I’ve recently been asked to take over and redevelop a site. Curiously, the only pages Google has indexed of the old site are PDF versions of the content (apparently generated by a Joomla widget). Bing lists nothing at all.

There’s nothing in the robots.txt or any meta tags that would have caused this, and no analytics code in place. As the site is being started from scratch I have no access to anything in the former CMS or .htaccess.

Some sample URLs, stripped of domain.

Page: index.php?option=com_content&task=view&id=17&Itemid=31
PDF: index2.php?option=com_content&do_pdf=1&id=17

Any ideas what may have caused this, and whether it might affect indexing in future?
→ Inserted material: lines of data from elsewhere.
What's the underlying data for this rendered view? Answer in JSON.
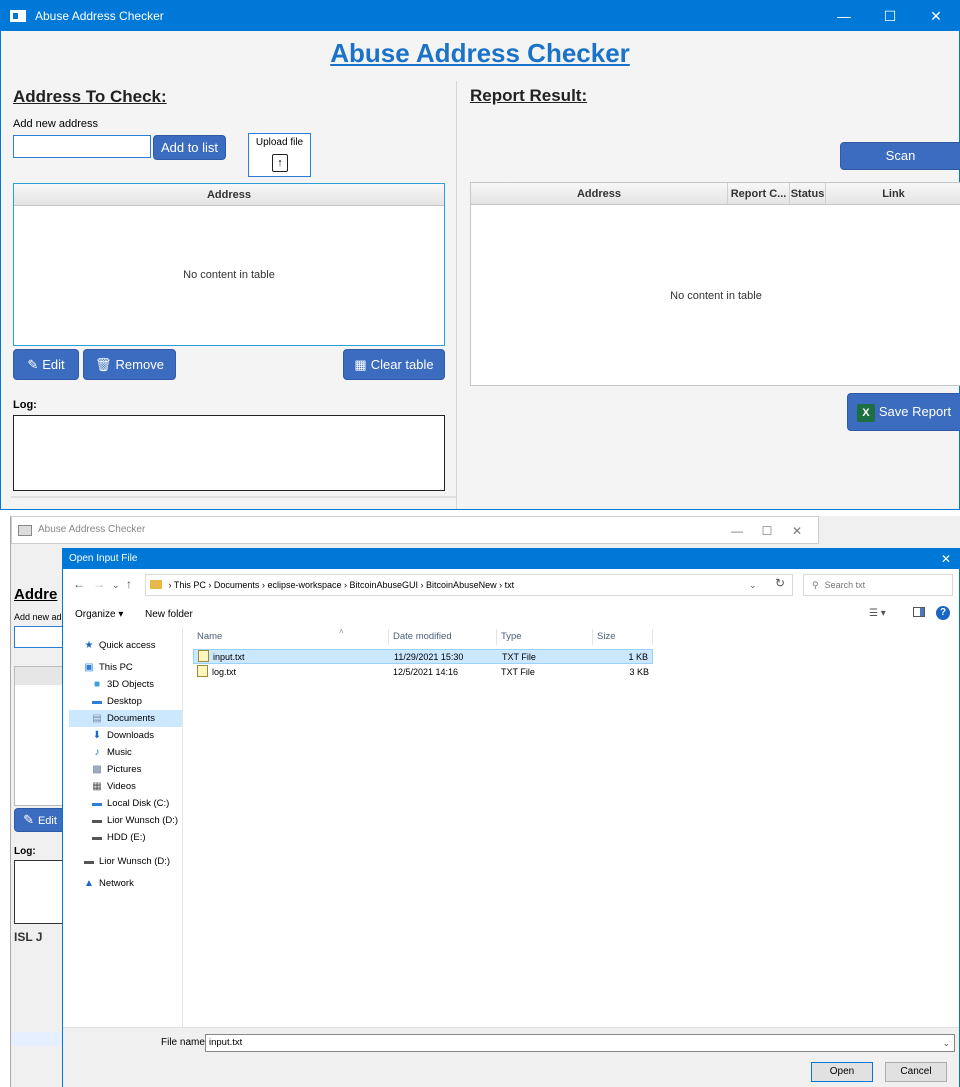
{
  "main_window": {
    "title": "Abuse Address Checker",
    "heading": "Abuse Address Checker",
    "left": {
      "section_title": "Address To Check:",
      "add_label": "Add new address",
      "input_value": "",
      "add_button": "Add to list",
      "upload_label": "Upload file",
      "table": {
        "columns": [
          "Address"
        ],
        "empty_text": "No content in table"
      },
      "edit_button": "Edit",
      "remove_button": "Remove",
      "clear_button": "Clear table",
      "log_label": "Log:"
    },
    "right": {
      "section_title": "Report Result:",
      "scan_button": "Scan",
      "table": {
        "columns": [
          "Address",
          "Report C...",
          "Status",
          "Link"
        ],
        "empty_text": "No content in table"
      },
      "save_button": "Save Report"
    }
  },
  "background_window": {
    "title": "Abuse Address Checker",
    "section_title": "Addre",
    "add_label": "Add new ad",
    "edit_button": "Edit",
    "log_label": "Log:",
    "stray_text": "ISL J"
  },
  "dialog": {
    "title": "Open Input File",
    "breadcrumb": [
      "This PC",
      "Documents",
      "eclipse-workspace",
      "BitcoinAbuseGUI",
      "BitcoinAbuseNew",
      "txt"
    ],
    "search_placeholder": "Search txt",
    "organize": "Organize ▾",
    "new_folder": "New folder",
    "nav": [
      {
        "label": "Quick access",
        "icon": "star-icon"
      },
      {
        "label": "This PC",
        "icon": "computer-icon"
      },
      {
        "label": "3D Objects",
        "icon": "cube-icon"
      },
      {
        "label": "Desktop",
        "icon": "desktop-icon"
      },
      {
        "label": "Documents",
        "icon": "document-icon"
      },
      {
        "label": "Downloads",
        "icon": "download-icon"
      },
      {
        "label": "Music",
        "icon": "music-icon"
      },
      {
        "label": "Pictures",
        "icon": "picture-icon"
      },
      {
        "label": "Videos",
        "icon": "video-icon"
      },
      {
        "label": "Local Disk (C:)",
        "icon": "disk-icon"
      },
      {
        "label": "Lior Wunsch (D:)",
        "icon": "drive-icon"
      },
      {
        "label": "HDD (E:)",
        "icon": "drive-icon"
      },
      {
        "label": "Lior Wunsch (D:)",
        "icon": "drive-icon"
      },
      {
        "label": "Network",
        "icon": "network-icon"
      }
    ],
    "columns": [
      "Name",
      "Date modified",
      "Type",
      "Size"
    ],
    "files": [
      {
        "name": "input.txt",
        "date": "11/29/2021 15:30",
        "type": "TXT File",
        "size": "1 KB"
      },
      {
        "name": "log.txt",
        "date": "12/5/2021 14:16",
        "type": "TXT File",
        "size": "3 KB"
      }
    ],
    "file_name_label": "File name:",
    "file_name_value": "input.txt",
    "open_button": "Open",
    "cancel_button": "Cancel"
  },
  "colors": {
    "titlebar": "#0078d7",
    "heading": "#1a73c8",
    "button": "#3c6cbf",
    "selection": "#cce8ff"
  }
}
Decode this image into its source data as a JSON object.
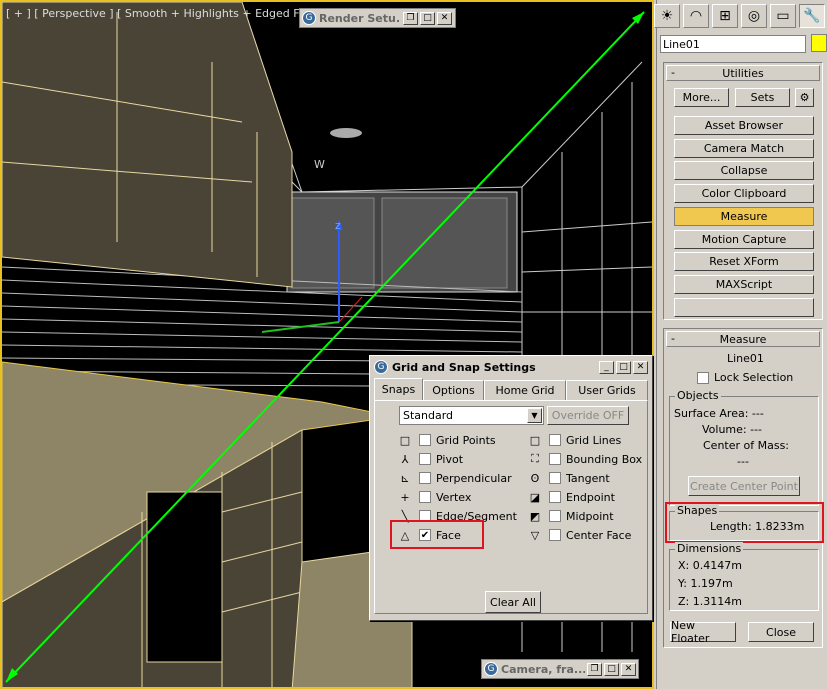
{
  "viewport": {
    "label": "[ + ] [ Perspective ] [ Smooth + Highlights + Edged Faces ]",
    "axis_label": "W",
    "axis_z": "z"
  },
  "render_setup_window": {
    "title": "Render Setu..."
  },
  "camera_window": {
    "title": "Camera, fra..."
  },
  "grid_snap": {
    "title": "Grid and Snap Settings",
    "tabs": [
      "Snaps",
      "Options",
      "Home Grid",
      "User Grids"
    ],
    "preset": "Standard",
    "override_label": "Override OFF",
    "snaps_left": [
      {
        "label": "Grid Points",
        "checked": false
      },
      {
        "label": "Pivot",
        "checked": false
      },
      {
        "label": "Perpendicular",
        "checked": false
      },
      {
        "label": "Vertex",
        "checked": false
      },
      {
        "label": "Edge/Segment",
        "checked": false
      },
      {
        "label": "Face",
        "checked": true
      }
    ],
    "snaps_right": [
      {
        "label": "Grid Lines",
        "checked": false
      },
      {
        "label": "Bounding Box",
        "checked": false
      },
      {
        "label": "Tangent",
        "checked": false
      },
      {
        "label": "Endpoint",
        "checked": false
      },
      {
        "label": "Midpoint",
        "checked": false
      },
      {
        "label": "Center Face",
        "checked": false
      }
    ],
    "clear_all": "Clear All"
  },
  "command_panel": {
    "object_name": "Line01",
    "object_color": "#ffff00",
    "utilities": {
      "header": "Utilities",
      "more": "More...",
      "sets": "Sets",
      "items": [
        "Asset Browser",
        "Camera Match",
        "Collapse",
        "Color Clipboard",
        "Measure",
        "Motion Capture",
        "Reset XForm",
        "MAXScript"
      ],
      "active_item": "Measure"
    },
    "measure": {
      "header": "Measure",
      "object": "Line01",
      "lock_selection": "Lock Selection",
      "objects_group": "Objects",
      "surface_area": "Surface Area: ---",
      "volume": "Volume: ---",
      "center_of_mass": "Center of Mass:",
      "center_value": "---",
      "create_center_point": "Create Center Point",
      "shapes_group": "Shapes",
      "length": "Length:  1.8233m",
      "dimensions_group": "Dimensions",
      "dim_x": "X:  0.4147m",
      "dim_y": "Y:  1.197m",
      "dim_z": "Z:  1.3114m",
      "new_floater": "New Floater",
      "close": "Close"
    },
    "highlight_color": "#e0141e"
  }
}
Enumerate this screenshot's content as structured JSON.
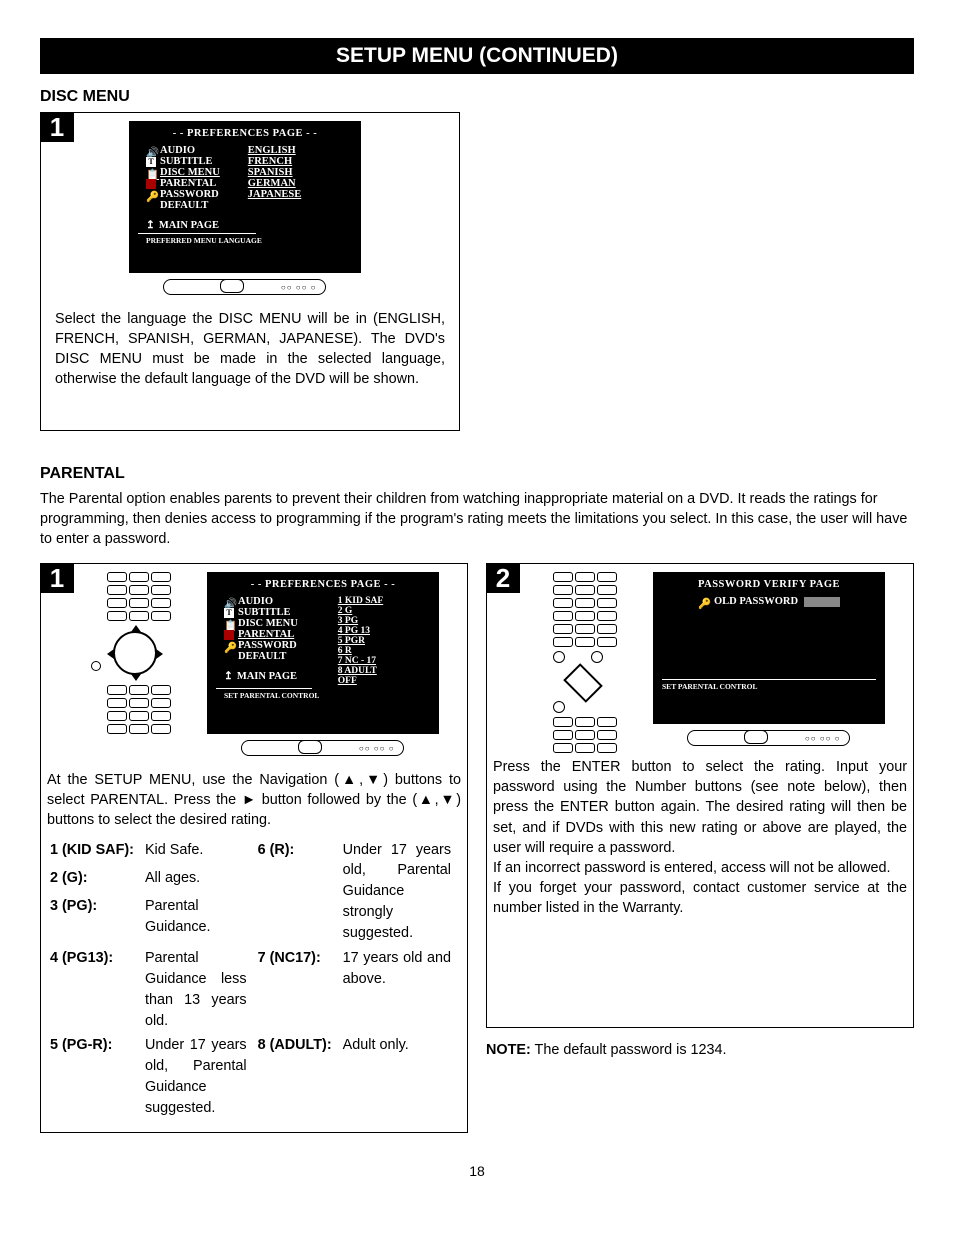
{
  "header": "SETUP MENU (CONTINUED)",
  "section1": {
    "title": "DISC MENU",
    "step_num": "1",
    "screen": {
      "title": "- - PREFERENCES PAGE - -",
      "items": [
        "AUDIO",
        "SUBTITLE",
        "DISC MENU",
        "PARENTAL",
        "PASSWORD",
        "DEFAULT"
      ],
      "options": [
        "ENGLISH",
        "FRENCH",
        "SPANISH",
        "GERMAN",
        "JAPANESE"
      ],
      "main_page": "MAIN PAGE",
      "footer": "PREFERRED MENU LANGUAGE"
    },
    "caption": "Select the language the DISC MENU will be in (ENGLISH, FRENCH, SPANISH, GERMAN, JAPANESE). The DVD's DISC MENU must be made in the selected language, otherwise the default language of the DVD will be shown."
  },
  "section2": {
    "title": "PARENTAL",
    "intro": "The Parental option enables parents to prevent their children from watching inappropriate material on a DVD. It reads the ratings for programming, then denies access to programming if the program's rating meets the limitations you select. In this case, the user will have to enter a password.",
    "step1": {
      "num": "1",
      "screen": {
        "title": "- - PREFERENCES PAGE - -",
        "items": [
          "AUDIO",
          "SUBTITLE",
          "DISC MENU",
          "PARENTAL",
          "PASSWORD",
          "DEFAULT"
        ],
        "options": [
          "1  KID SAF",
          "2  G",
          "3  PG",
          "4  PG  13",
          "5  PGR",
          "6  R",
          "7  NC - 17",
          "8  ADULT",
          "OFF"
        ],
        "main_page": "MAIN PAGE",
        "footer": "SET PARENTAL CONTROL"
      },
      "caption_l1": "At the SETUP MENU, use the Navigation (▲,▼) buttons to select PARENTAL. Press the ► button    followed by the (▲,▼) buttons    to select the desired rating.",
      "ratings": [
        {
          "lbl": "1 (KID SAF):",
          "txt": "Kid Safe."
        },
        {
          "lbl": "2 (G):",
          "txt": "All ages."
        },
        {
          "lbl": "3 (PG):",
          "txt": "Parental Guidance."
        },
        {
          "lbl": "4 (PG13):",
          "txt": "Parental Guidance less than 13 years old."
        },
        {
          "lbl": "5 (PG-R):",
          "txt": "Under 17 years old, Parental Guidance suggested."
        },
        {
          "lbl": "6 (R):",
          "txt": "Under 17 years old, Parental Guidance strongly suggested."
        },
        {
          "lbl": "7 (NC17):",
          "txt": "17 years old and above."
        },
        {
          "lbl": "8 (ADULT):",
          "txt": "Adult only."
        }
      ]
    },
    "step2": {
      "num": "2",
      "screen": {
        "title": "PASSWORD VERIFY PAGE",
        "old_pw_label": "OLD PASSWORD",
        "footer": "SET PARENTAL CONTROL"
      },
      "caption": "Press the ENTER button        to select the rating. Input your password using the Number buttons      (see note below), then press the ENTER button      again. The desired rating will then be set, and if DVDs with this new rating or above are played, the user will require a password.\nIf an incorrect password is entered, access will not be allowed.\nIf you forget your password, contact customer service at the number listed in the Warranty."
    },
    "note_label": "NOTE:",
    "note_text": " The default password is 1234."
  },
  "page_no": "18"
}
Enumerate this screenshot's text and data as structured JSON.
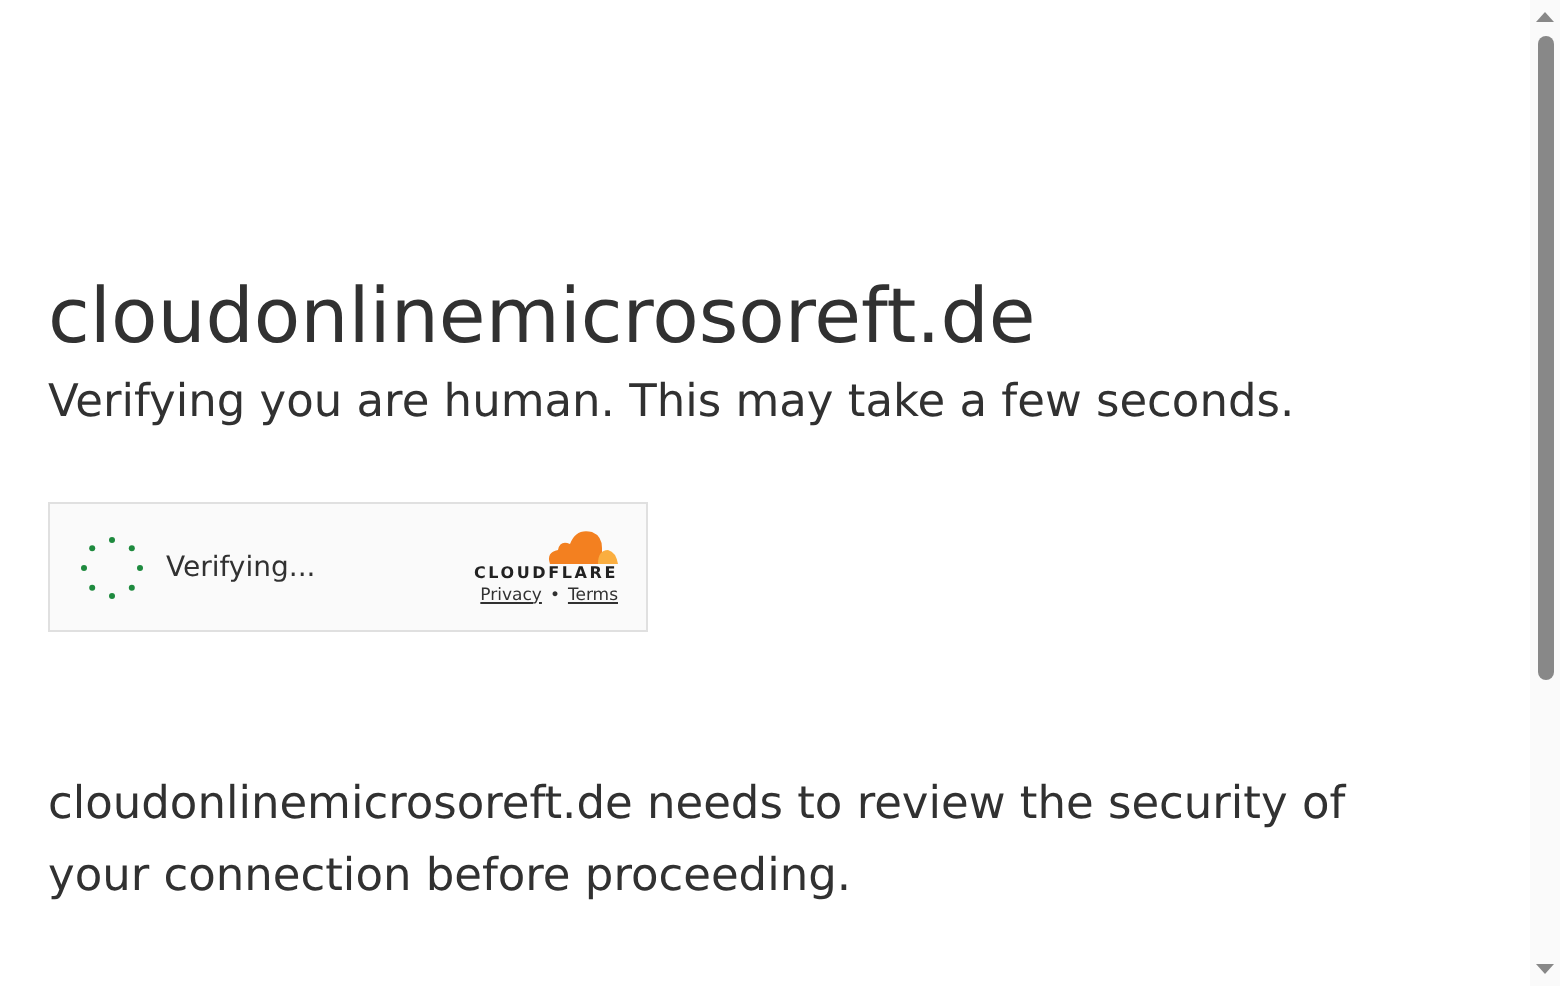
{
  "heading": "cloudonlinemicrosoreft.de",
  "subheading": "Verifying you are human. This may take a few seconds.",
  "widget": {
    "status": "Verifying...",
    "logo_text": "CLOUDFLARE",
    "links": [
      "Privacy",
      "Terms"
    ],
    "separator": "•"
  },
  "message": "cloudonlinemicrosoreft.de needs to review the security of your connection before proceeding."
}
The new site will have a different structure and friendlier URLs.

I’m curious … are the old pages still there and live … and Google isn’t finding any of them at all? I could understand if it was prioritising the PDFs over Joomla-based pages (heck, I would prioritise what I scrape off the bottom of my shoe over most Joomla-based pages, from the cruft:content ratio alone), but to only index PDFs that I assume are only/mostly linked from the HTML pages but not to have any trace of the HTML pages themselves is distinctly odd. It sounds like there should be something in the robots.txt or <meta> tags that is blocking indexing, but you say that’s not the case? What about canonical tags?

Yes, the pages were live at time of searching (though not for much longer as I’ve just switched nameservers).

No canonicals, but just noticed the pages all have a “verify-v1” meta. Might this, in the absence of any Google Analytics scripts, have something to do with it?

Just out of curiosity, what does a site:domain.com search produce? (Quickly now, before the nameserver change takes effect. ;))

My findings were based on a site:domain search.

Phrase searches also return only the PDFs, and a phrase search for the Home page’s long, unique, page title element that’s not present in the body returns nothing.

It could be sandboxed due to originality issues or something along those lines.
Have you looked in Google Webmaster Tools/Analytics?
Try a fetch and see if any problems come up.

Despite the verify tag, the owner isn’t sure whether Google Analytics stats were ever gathered and isn’t keen on querying the former developer. He thinks some SEO was done, and the old site did have descriptions and keywords. The latter a bit clumsy perhaps - 50 words including phrase permutations, mis-spellings, terms not in the content etc. - but not obviously overstuffed.

Due to the former site having been based around an abandoned business model, the site currently has only an “under development” page.

Are there any pros or cons in registering the domain with Webmaster Tools/GA before the new site is completed?

I’m not aware of any downsites using WT/GA at any time.